3 large sushi-grade cleaned and shucked scallops, from a good-quality fishmonger, roes separated, flesh diced, 2 shells reserved and cleaned
100g/3½oz fresh podded peas
6 breakfast radishes, cut into 1cm/½in dice
For the dressing
1 lemon, zest and juice
2 tbsp rapeseed oil
salt and freshly ground black pepper
100g/3½oz crème fraîche
10g/⅓oz sea purslane
Preheat the oven to 100C/80C Fan/Gas ¼.
To smoke the scallop roes, place the roes on a rack set over smoking chips in a lidded pan. Place on the hob over a high heat until the wood shavings start to smoulder then turn down the heat and cook for 2–3 minutes. Leave the roes to cool, then transfer to a baking tray and place in the oven for 3–4 hours, until dry and hard.

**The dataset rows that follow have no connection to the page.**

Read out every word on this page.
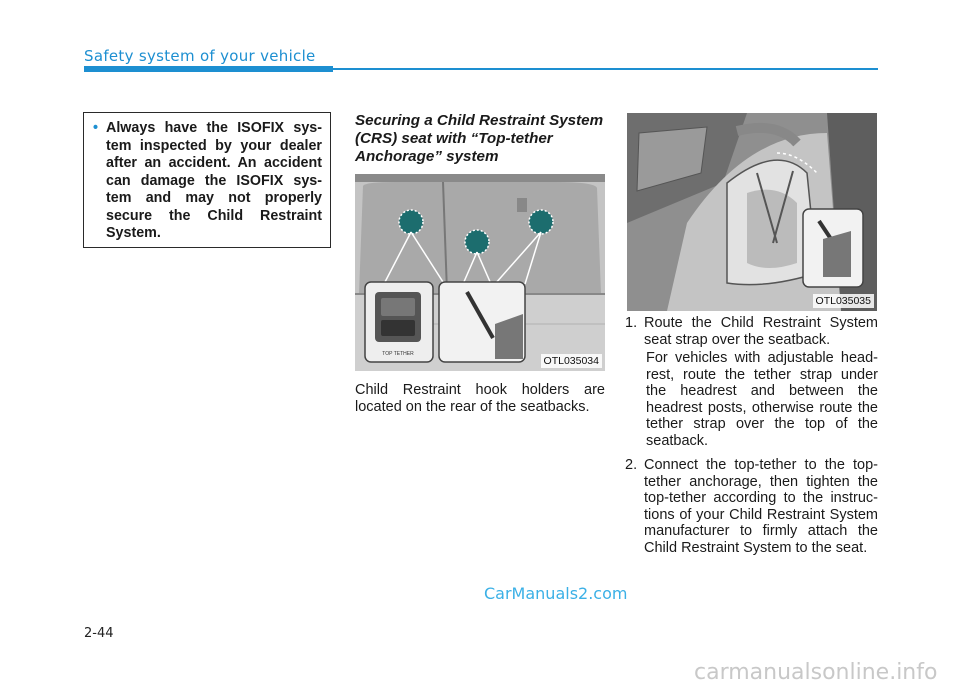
Safety system of your vehicle
• Always have the ISOFIX sys-tem inspected by your dealer after an accident. An accident can damage the ISOFIX sys-tem and may not properly secure the Child Restraint System.
Securing a Child Restraint System (CRS) seat with “Top-tether Anchorage” system
TOP TETHER
OTL035034
Child Restraint hook holders are located on the rear of the seatbacks.
OTL035035
1. Route the Child Restraint System seat strap over the seatback.
For vehicles with adjustable head-rest, route the tether strap under the headrest and between the headrest posts, otherwise route the tether strap over the top of the seatback.
2. Connect the top-tether to the top-tether anchorage, then tighten the top-tether according to the instruc-tions of your Child Restraint System manufacturer to firmly attach the Child Restraint System to the seat.
CarManuals2.com
2-44
carmanualsonline.info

To make the ceviche, place the scallop flesh, peas and radishes in a bowl.
In a separate bowl, mix the lemon zest, juice and sugar together, adding some salt and pepper to taste. Whisk in the rapeseed oil to make a dressing.
Pour the dressing over the scallops, peas and radishes and mix well to coat.
To serve, place a spoonful of crème fraîche into each scallop shell, top with the ceviche, grate over the smoked roe and finish with the sea purslane.